MSI June Maintenance | ||||||
Wed | Wed | Thu | Thu | Thu | Thu | |
June 5 | June 5 | June 6 | June 6 | June 7 | June 7 | |
Service | ||||||
Storage - Panasas | Down | Restoring | Up | Up | Up | Up |
Storage - VAST | Up | Up | Up | Up | Up | Up |
Tier 2 Storage | Up | Up | Up | Up | Up | Up |
Stratus | Up | Up | Up | Up | Up | Up |
LM&P Pipelines | Down | Down | Down | Restoring | Up | Up |
HBCD Pipelines | Down | Down | Down | Restoring | Up | Up |
Agate Cluster | Down | Down | Down | Restoring | Up | Up |
Mangi Nodes | Down | Down | Down | Down | Down | Restoring |
Mesabi Cluster | Down | Down | Retired | Retired | Retired | Retired |
Detailed information on the outages
Power Infrastructure
The most time-consuming effort for the next maintenance period will be the replacement of our three data center Uninterruptable Power Supplies (UPS), which have reached their end of life. The planning to install their replacements started over a year ago, and construction started in early 2024. Assuming the final testing of the new systems goes well during the last week of May, the switchover to the three new systems will occur sequentially on Wednesday, June 5; Thursday, June 6; and Friday, June 7.
We expect core MSI storage systems to be fully available again by the end of day Wednesday, June 5. However, all of our HPC clusters will be unavailable until at least the end of Thursday, see below.
Agate maintenance
The main Agate cluster, and associated services such as Open OnDemand, will return to service after the second UPS switchover, by the evening of Thursday, June 6.
Mesabi retirement
As previously announced, our nearly decade-old cluster Mesabi will be retired from service. More information on the SLURM partitions to be retired can be found at the Mesabi Retirement webpage.

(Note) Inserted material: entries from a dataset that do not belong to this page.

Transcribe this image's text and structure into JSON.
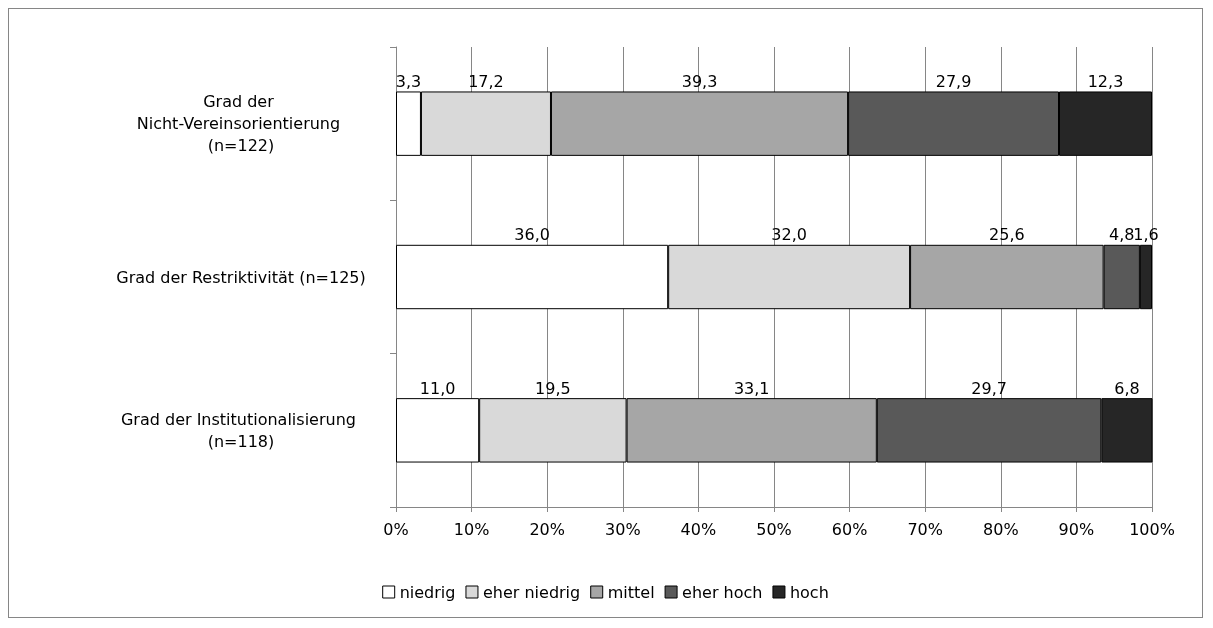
{
  "chart_data": {
    "type": "bar",
    "orientation": "horizontal",
    "stacked": true,
    "categories": [
      "Grad der Nicht-Vereinsorientierung (n=122)",
      "Grad der Restriktivität (n=125)",
      "Grad der Institutionalisierung (n=118)"
    ],
    "series": [
      {
        "name": "niedrig",
        "color": "#ffffff",
        "values": [
          3.3,
          36.0,
          11.0
        ],
        "value_labels": [
          "3,3",
          "36,0",
          "11,0"
        ]
      },
      {
        "name": "eher niedrig",
        "color": "#d9d9d9",
        "values": [
          17.2,
          32.0,
          19.5
        ],
        "value_labels": [
          "17,2",
          "32,0",
          "19,5"
        ]
      },
      {
        "name": "mittel",
        "color": "#a6a6a6",
        "values": [
          39.3,
          25.6,
          33.1
        ],
        "value_labels": [
          "39,3",
          "25,6",
          "33,1"
        ]
      },
      {
        "name": "eher hoch",
        "color": "#595959",
        "values": [
          27.9,
          4.8,
          29.7
        ],
        "value_labels": [
          "27,9",
          "4,8",
          "29,7"
        ]
      },
      {
        "name": "hoch",
        "color": "#262626",
        "values": [
          12.3,
          1.6,
          6.8
        ],
        "value_labels": [
          "12,3",
          "1,6",
          "6,8"
        ]
      }
    ],
    "xlim": [
      0,
      100
    ],
    "xticks": [
      {
        "value": 0,
        "label": "0%"
      },
      {
        "value": 10,
        "label": "10%"
      },
      {
        "value": 20,
        "label": "20%"
      },
      {
        "value": 30,
        "label": "30%"
      },
      {
        "value": 40,
        "label": "40%"
      },
      {
        "value": 50,
        "label": "50%"
      },
      {
        "value": 60,
        "label": "60%"
      },
      {
        "value": 70,
        "label": "70%"
      },
      {
        "value": 80,
        "label": "80%"
      },
      {
        "value": 90,
        "label": "90%"
      },
      {
        "value": 100,
        "label": "100%"
      }
    ],
    "grid": "x",
    "legend": "bottom"
  }
}
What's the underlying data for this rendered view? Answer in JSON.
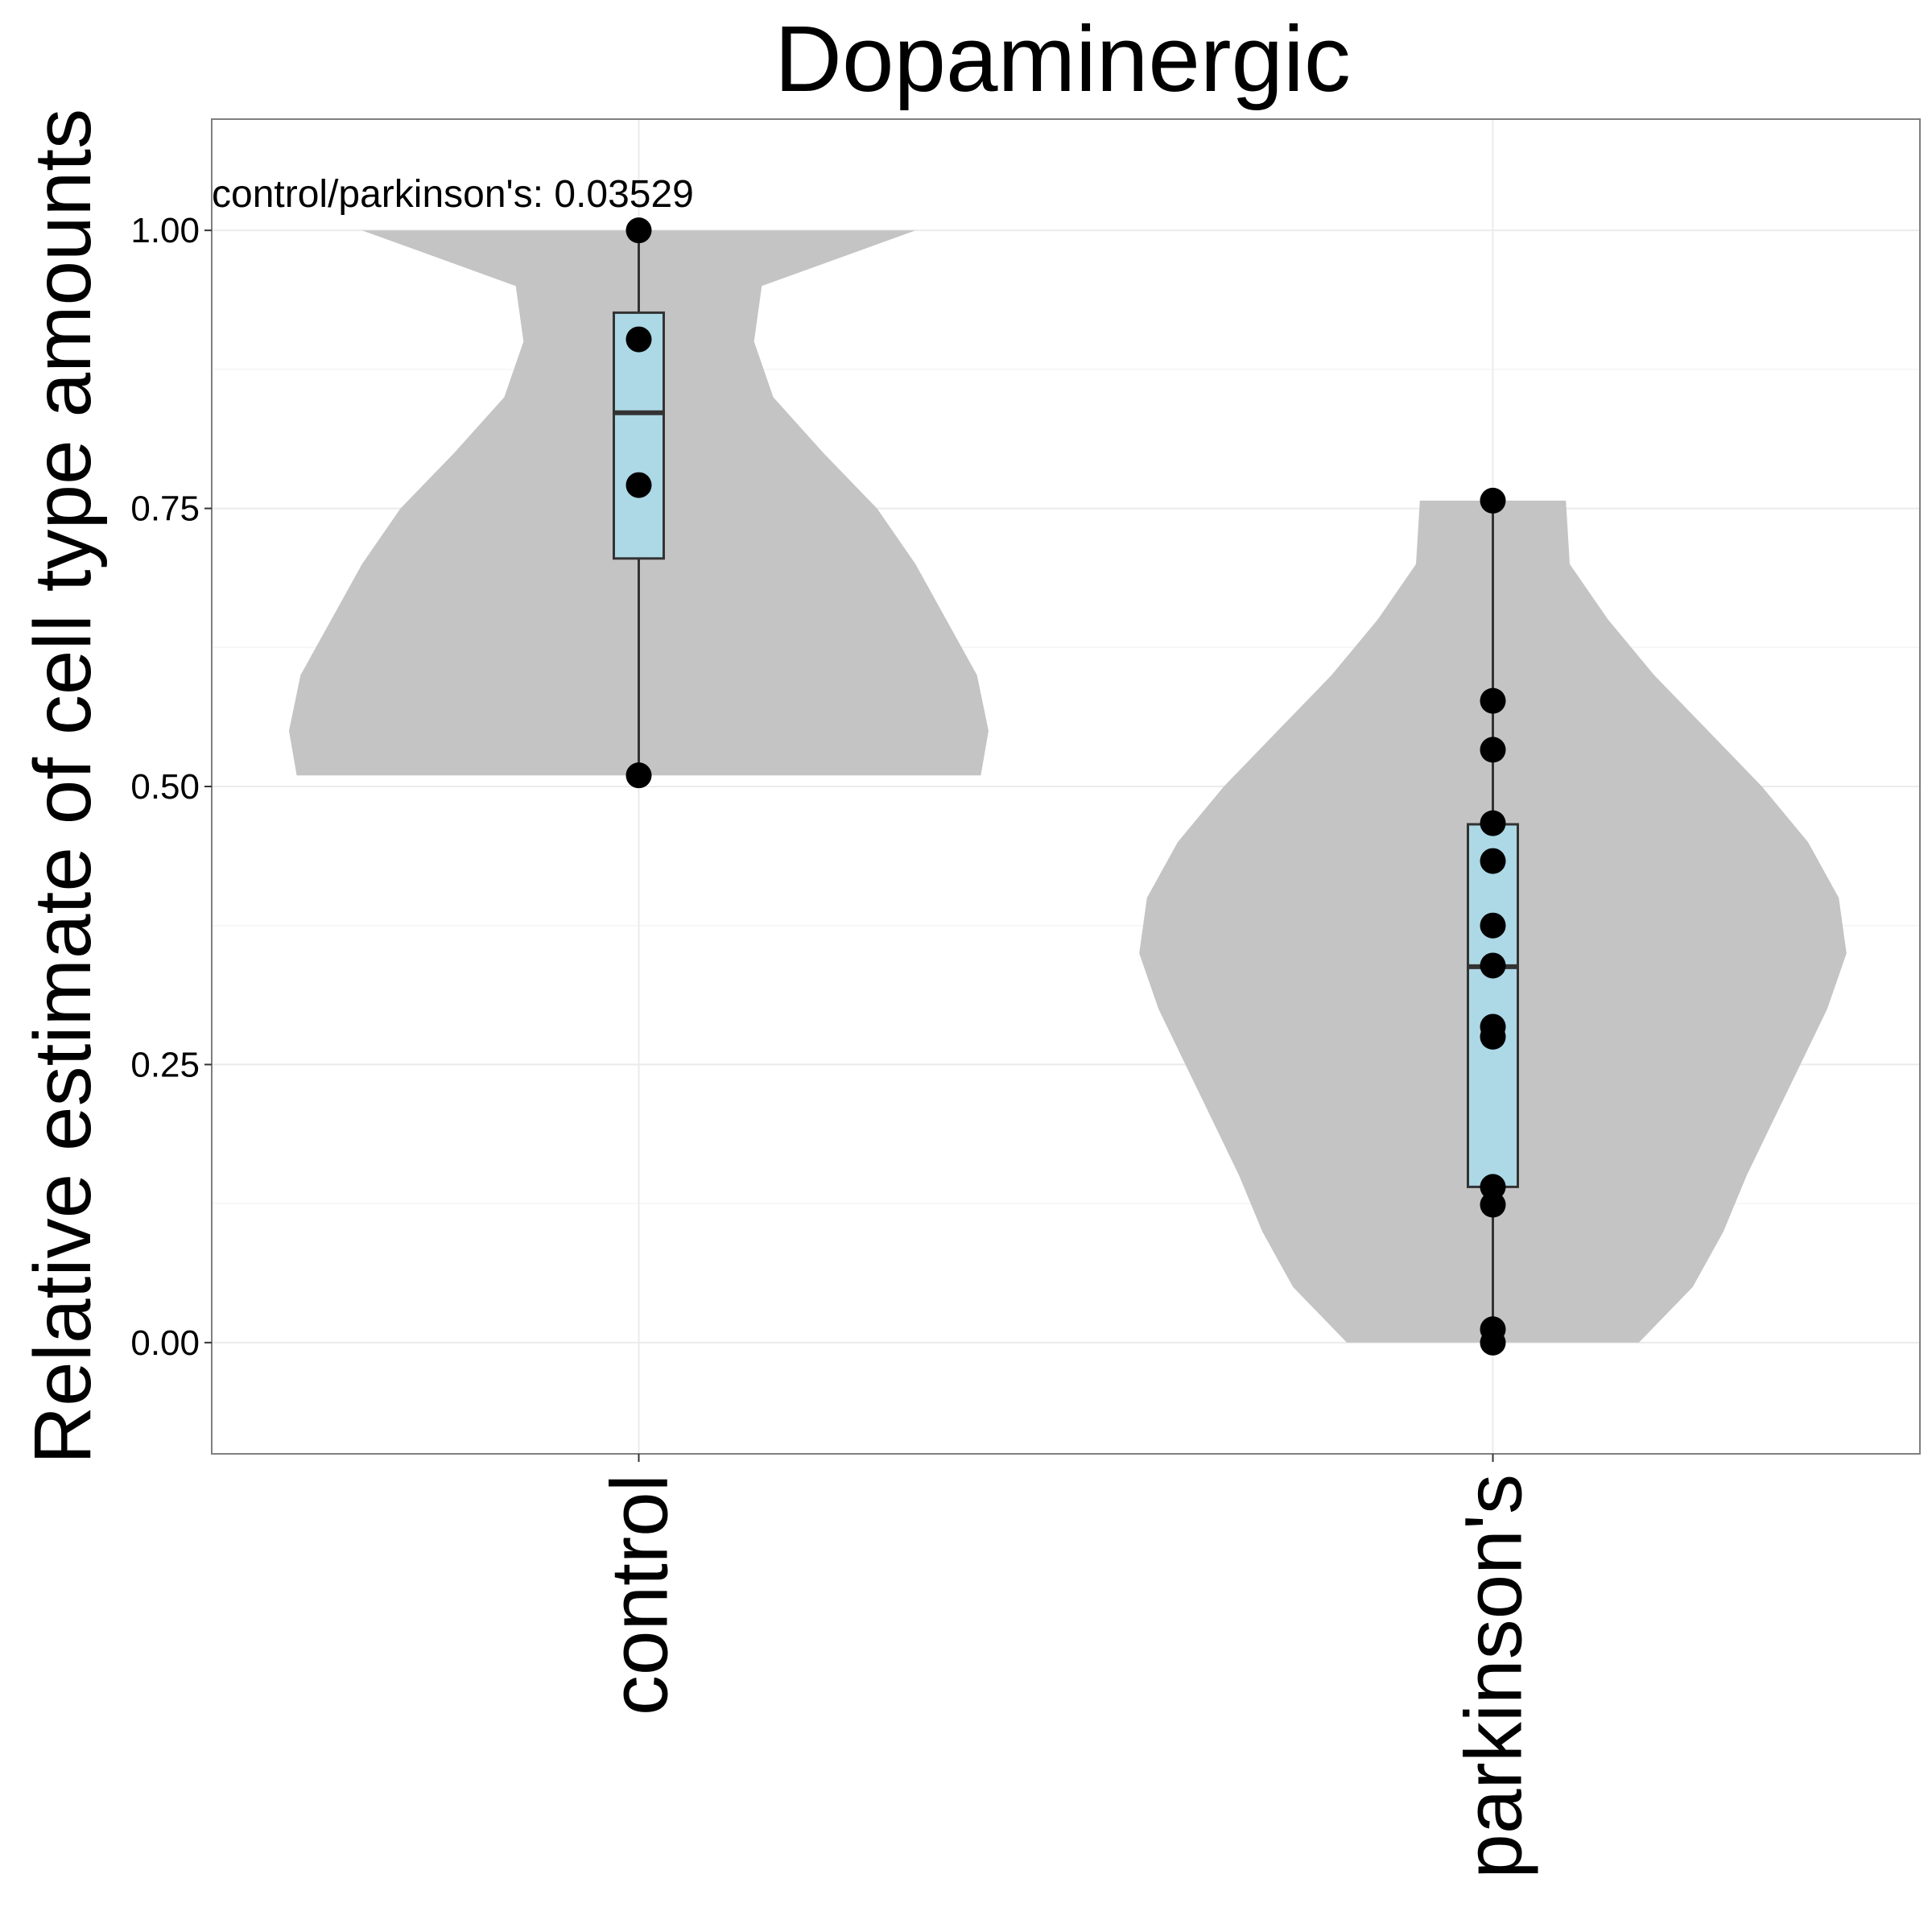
{
  "chart_data": {
    "type": "violin",
    "title": "Dopaminergic",
    "xlabel": "",
    "ylabel": "Relative estimate of cell type amounts",
    "annotation": "control/parkinson's: 0.03529",
    "categories": [
      "control",
      "parkinson's"
    ],
    "ylim": [
      -0.1,
      1.1
    ],
    "yticks": [
      0.0,
      0.25,
      0.5,
      0.75,
      1.0
    ],
    "ytick_labels": [
      "0.00",
      "0.25",
      "0.50",
      "0.75",
      "1.00"
    ],
    "grid": true,
    "groups": [
      {
        "name": "control",
        "points": [
          1.0,
          0.902,
          0.771,
          0.51
        ],
        "box": {
          "min": 0.51,
          "q1": 0.705,
          "median": 0.836,
          "q3": 0.926,
          "max": 1.0
        },
        "density": [
          [
            0.51,
            0.89
          ],
          [
            0.55,
            0.91
          ],
          [
            0.6,
            0.88
          ],
          [
            0.65,
            0.8
          ],
          [
            0.7,
            0.72
          ],
          [
            0.75,
            0.62
          ],
          [
            0.8,
            0.48
          ],
          [
            0.85,
            0.35
          ],
          [
            0.9,
            0.3
          ],
          [
            0.95,
            0.32
          ],
          [
            1.0,
            0.72
          ]
        ]
      },
      {
        "name": "parkinson's",
        "points": [
          0.757,
          0.577,
          0.533,
          0.467,
          0.433,
          0.375,
          0.339,
          0.284,
          0.275,
          0.14,
          0.124,
          0.012,
          0.0
        ],
        "box": {
          "min": 0.0,
          "q1": 0.14,
          "median": 0.338,
          "q3": 0.466,
          "max": 0.757
        },
        "density": [
          [
            0.0,
            0.38
          ],
          [
            0.05,
            0.52
          ],
          [
            0.1,
            0.6
          ],
          [
            0.15,
            0.66
          ],
          [
            0.2,
            0.73
          ],
          [
            0.25,
            0.8
          ],
          [
            0.3,
            0.87
          ],
          [
            0.35,
            0.92
          ],
          [
            0.4,
            0.9
          ],
          [
            0.45,
            0.82
          ],
          [
            0.5,
            0.7
          ],
          [
            0.55,
            0.56
          ],
          [
            0.6,
            0.42
          ],
          [
            0.65,
            0.3
          ],
          [
            0.7,
            0.2
          ],
          [
            0.757,
            0.19
          ]
        ]
      }
    ],
    "colors": {
      "violin": "#c4c4c4",
      "box": "#add8e6",
      "box_stroke": "#333333",
      "point": "#000000"
    }
  }
}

If you have only done your computing on Mesabi, and/or ignored messages about the new operating system on Agate, here is a guide assisting you in the transition from CentoOS 7 to the Rocky8 operating system.
Mangi nodes transition
After the final UPS switchover on Friday, June 7, the relatively newer expansion compute nodes attached to Mesabi (known as “Mangi”) will be reassociated with the Agate cluster, while also getting the same Rocky8 operating system loaded so all of the nodes are aligned. This operation is targeted to be complete by Friday evening.
Movement of all Notebooks applications to Open OnDemand
During this maintenance, the stand-alone Jupyter Notebooks service will be taken down, as previously announced. Tens of thousands of Notebooks sessions have been run on MSI’s deployed Open OnDemand service, which is more capable, making the original service redundant.
Expansion of the Agate cluster
Although not in the plans for the June maintenance, all of the activity being done will help lay the groundwork for bringing a supplemental set of hardware to expand the Agate cluster later in 2024. Delivery, provisioning, setup, and testing of this new hardware is all coming at future dates. Keep an eye on news from MSI about the new hardware.